JAKARTA. Kementerian Keuangan (Kemenkeu) mulai mencairkan dana alokasi khusus (DAK) dan dana desa. Pada tahap pertama, total dana yang disalurkan sebesar Rp 28,6 triliun.

Direktur Jenderal (Dirjen) Perimbangan Keungan Kemenkeu, Boediarso Teguh Widodo mengatakan, DAK dan dana desa itu dicairkan kepada 493 daerah yang sudah memenuhi syarat.

"Penyaluran langsung ke KPPN (Kantor Pelayanan Perbendaharaan Negara) di daerah," ujarnya dalam konferensi pers di Jakarta, Kamis (13/4).


Menurut Boediarso, dana Rp 28,6 triliun yang disalurkan hari ini terdiri dari DAK sebesar Rp 15,4 triliun, atau 87,5% dari pagu anggaran triwulan pertama Rp 17,6 triliun.
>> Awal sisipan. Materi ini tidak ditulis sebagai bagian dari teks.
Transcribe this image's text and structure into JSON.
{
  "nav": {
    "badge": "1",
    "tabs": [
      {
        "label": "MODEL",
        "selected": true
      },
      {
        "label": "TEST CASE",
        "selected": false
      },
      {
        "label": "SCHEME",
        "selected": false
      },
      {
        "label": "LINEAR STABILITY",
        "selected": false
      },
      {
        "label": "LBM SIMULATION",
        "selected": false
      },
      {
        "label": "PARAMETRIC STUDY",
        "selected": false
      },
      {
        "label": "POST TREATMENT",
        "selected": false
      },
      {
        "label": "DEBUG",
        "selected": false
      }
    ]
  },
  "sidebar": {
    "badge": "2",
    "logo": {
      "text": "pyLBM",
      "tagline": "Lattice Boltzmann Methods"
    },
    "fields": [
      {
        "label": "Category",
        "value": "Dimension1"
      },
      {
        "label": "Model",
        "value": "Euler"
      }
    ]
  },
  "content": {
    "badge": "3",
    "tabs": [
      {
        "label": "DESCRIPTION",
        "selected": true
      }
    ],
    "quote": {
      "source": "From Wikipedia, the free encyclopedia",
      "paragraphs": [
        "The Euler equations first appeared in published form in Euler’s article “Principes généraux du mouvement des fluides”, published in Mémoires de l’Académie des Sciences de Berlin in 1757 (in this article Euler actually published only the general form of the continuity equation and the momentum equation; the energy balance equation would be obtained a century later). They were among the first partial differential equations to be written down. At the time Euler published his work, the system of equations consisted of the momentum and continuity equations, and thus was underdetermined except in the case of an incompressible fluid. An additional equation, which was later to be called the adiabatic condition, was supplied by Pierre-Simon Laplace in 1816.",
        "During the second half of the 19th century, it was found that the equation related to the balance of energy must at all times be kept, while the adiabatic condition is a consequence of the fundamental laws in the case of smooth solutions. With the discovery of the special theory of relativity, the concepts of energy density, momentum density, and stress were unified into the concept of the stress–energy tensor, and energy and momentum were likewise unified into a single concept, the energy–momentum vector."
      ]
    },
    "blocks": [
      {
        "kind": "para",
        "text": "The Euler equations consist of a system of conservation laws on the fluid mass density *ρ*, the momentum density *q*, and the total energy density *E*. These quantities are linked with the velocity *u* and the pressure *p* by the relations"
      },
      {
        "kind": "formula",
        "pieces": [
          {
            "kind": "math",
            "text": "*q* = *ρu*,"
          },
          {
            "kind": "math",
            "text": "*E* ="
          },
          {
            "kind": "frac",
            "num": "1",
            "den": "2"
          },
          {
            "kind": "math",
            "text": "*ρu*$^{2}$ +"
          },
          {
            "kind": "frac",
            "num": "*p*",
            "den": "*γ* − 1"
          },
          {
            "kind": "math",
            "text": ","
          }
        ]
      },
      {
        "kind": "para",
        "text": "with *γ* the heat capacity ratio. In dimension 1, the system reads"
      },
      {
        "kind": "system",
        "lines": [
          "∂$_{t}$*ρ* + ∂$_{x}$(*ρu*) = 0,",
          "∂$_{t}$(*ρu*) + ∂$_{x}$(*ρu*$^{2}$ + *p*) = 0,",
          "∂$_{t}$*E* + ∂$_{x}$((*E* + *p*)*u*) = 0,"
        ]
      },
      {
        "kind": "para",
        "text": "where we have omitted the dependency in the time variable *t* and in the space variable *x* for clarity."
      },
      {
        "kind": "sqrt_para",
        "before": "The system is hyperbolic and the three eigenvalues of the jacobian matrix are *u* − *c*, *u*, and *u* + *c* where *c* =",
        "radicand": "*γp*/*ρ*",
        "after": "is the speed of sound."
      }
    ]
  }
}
Sementara sisanya yakni Rp 13,2 triliun adalah dana desa. Dana tersebut hanya 36,7% dari pagu anggaran dana desa tahap pertama 2017 Rp 36 triliun.

Kemenkeu mengakui penyaluran DAK dan dana desa terbilang telat. Seharusnya, penyaluran DAK kuartal I 2017 dilakukan pada Februari 2017 dan penyaluran dana desa tahap pertama pada Maret 2017. Keterlambatan penyaluran DAK dan dana desa diakibatkan adanya masa transisi penyaluran anggaran ke daerah.
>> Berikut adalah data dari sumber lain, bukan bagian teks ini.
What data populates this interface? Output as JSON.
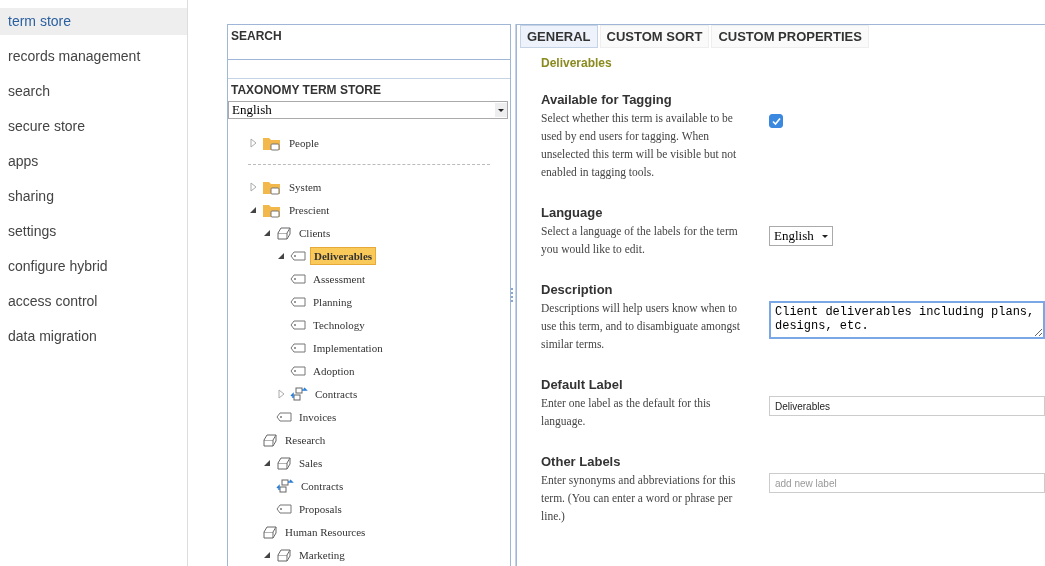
{
  "sidebar": {
    "items": [
      {
        "label": "term store",
        "selected": true
      },
      {
        "label": "records management",
        "selected": false
      },
      {
        "label": "search",
        "selected": false
      },
      {
        "label": "secure store",
        "selected": false
      },
      {
        "label": "apps",
        "selected": false
      },
      {
        "label": "sharing",
        "selected": false
      },
      {
        "label": "settings",
        "selected": false
      },
      {
        "label": "configure hybrid",
        "selected": false
      },
      {
        "label": "access control",
        "selected": false
      },
      {
        "label": "data migration",
        "selected": false
      }
    ]
  },
  "left_panel": {
    "search_title": "SEARCH",
    "store_title": "TAXONOMY TERM STORE",
    "language": "English",
    "tree": [
      {
        "kind": "group",
        "label": "People",
        "expanded": false,
        "selected": false
      },
      {
        "kind": "separator"
      },
      {
        "kind": "group",
        "label": "System",
        "expanded": false,
        "selected": false
      },
      {
        "kind": "group",
        "label": "Prescient",
        "expanded": true,
        "selected": false,
        "children": [
          {
            "kind": "termset",
            "label": "Clients",
            "expanded": true,
            "selected": false,
            "children": [
              {
                "kind": "term",
                "label": "Deliverables",
                "expanded": true,
                "selected": true,
                "children": [
                  {
                    "kind": "term",
                    "label": "Assessment",
                    "selected": false
                  },
                  {
                    "kind": "term",
                    "label": "Planning",
                    "selected": false
                  },
                  {
                    "kind": "term",
                    "label": "Technology",
                    "selected": false
                  },
                  {
                    "kind": "term",
                    "label": "Implementation",
                    "selected": false
                  },
                  {
                    "kind": "term",
                    "label": "Adoption",
                    "selected": false
                  }
                ]
              },
              {
                "kind": "shared",
                "label": "Contracts",
                "expanded": false,
                "selected": false
              },
              {
                "kind": "term",
                "label": "Invoices",
                "selected": false
              }
            ]
          },
          {
            "kind": "termset",
            "label": "Research",
            "selected": false
          },
          {
            "kind": "termset",
            "label": "Sales",
            "expanded": true,
            "selected": false,
            "children": [
              {
                "kind": "shared",
                "label": "Contracts",
                "selected": false
              },
              {
                "kind": "term",
                "label": "Proposals",
                "selected": false
              }
            ]
          },
          {
            "kind": "termset",
            "label": "Human Resources",
            "selected": false
          },
          {
            "kind": "termset",
            "label": "Marketing",
            "expanded": true,
            "selected": false
          }
        ]
      }
    ]
  },
  "right_panel": {
    "tabs": [
      {
        "label": "GENERAL",
        "selected": true
      },
      {
        "label": "CUSTOM SORT",
        "selected": false
      },
      {
        "label": "CUSTOM PROPERTIES",
        "selected": false
      }
    ],
    "term_title": "Deliverables",
    "sections": [
      {
        "kind": "checkbox",
        "title": "Available for Tagging",
        "help": "Select whether this term is available to be used by end users for tagging. When unselected this term will be visible but not enabled in tagging tools.",
        "checked": true
      },
      {
        "kind": "select",
        "title": "Language",
        "help": "Select a language of the labels for the term you would like to edit.",
        "value": "English"
      },
      {
        "kind": "textarea",
        "title": "Description",
        "help": "Descriptions will help users know when to use this term, and to disambiguate amongst similar terms.",
        "value": "Client deliverables including plans, designs, etc."
      },
      {
        "kind": "input",
        "title": "Default Label",
        "help": "Enter one label as the default for this language.",
        "value": "Deliverables"
      },
      {
        "kind": "input",
        "title": "Other Labels",
        "help": "Enter synonyms and abbreviations for this term. (You can enter a word or phrase per line.)",
        "placeholder": "add new label"
      }
    ]
  }
}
Saat ini penyaluran anggaran tidak lagi melalui Direktorat Jenderal Perimbangan Keungan (DJPK). Namun anggaran dari kas negara langsung disalurkan ke KPPN di daerah. "KPPN akan bertindak sebagai kuasa bendahara negara. Laporannya nanti secara elektronik," kata Boediarso.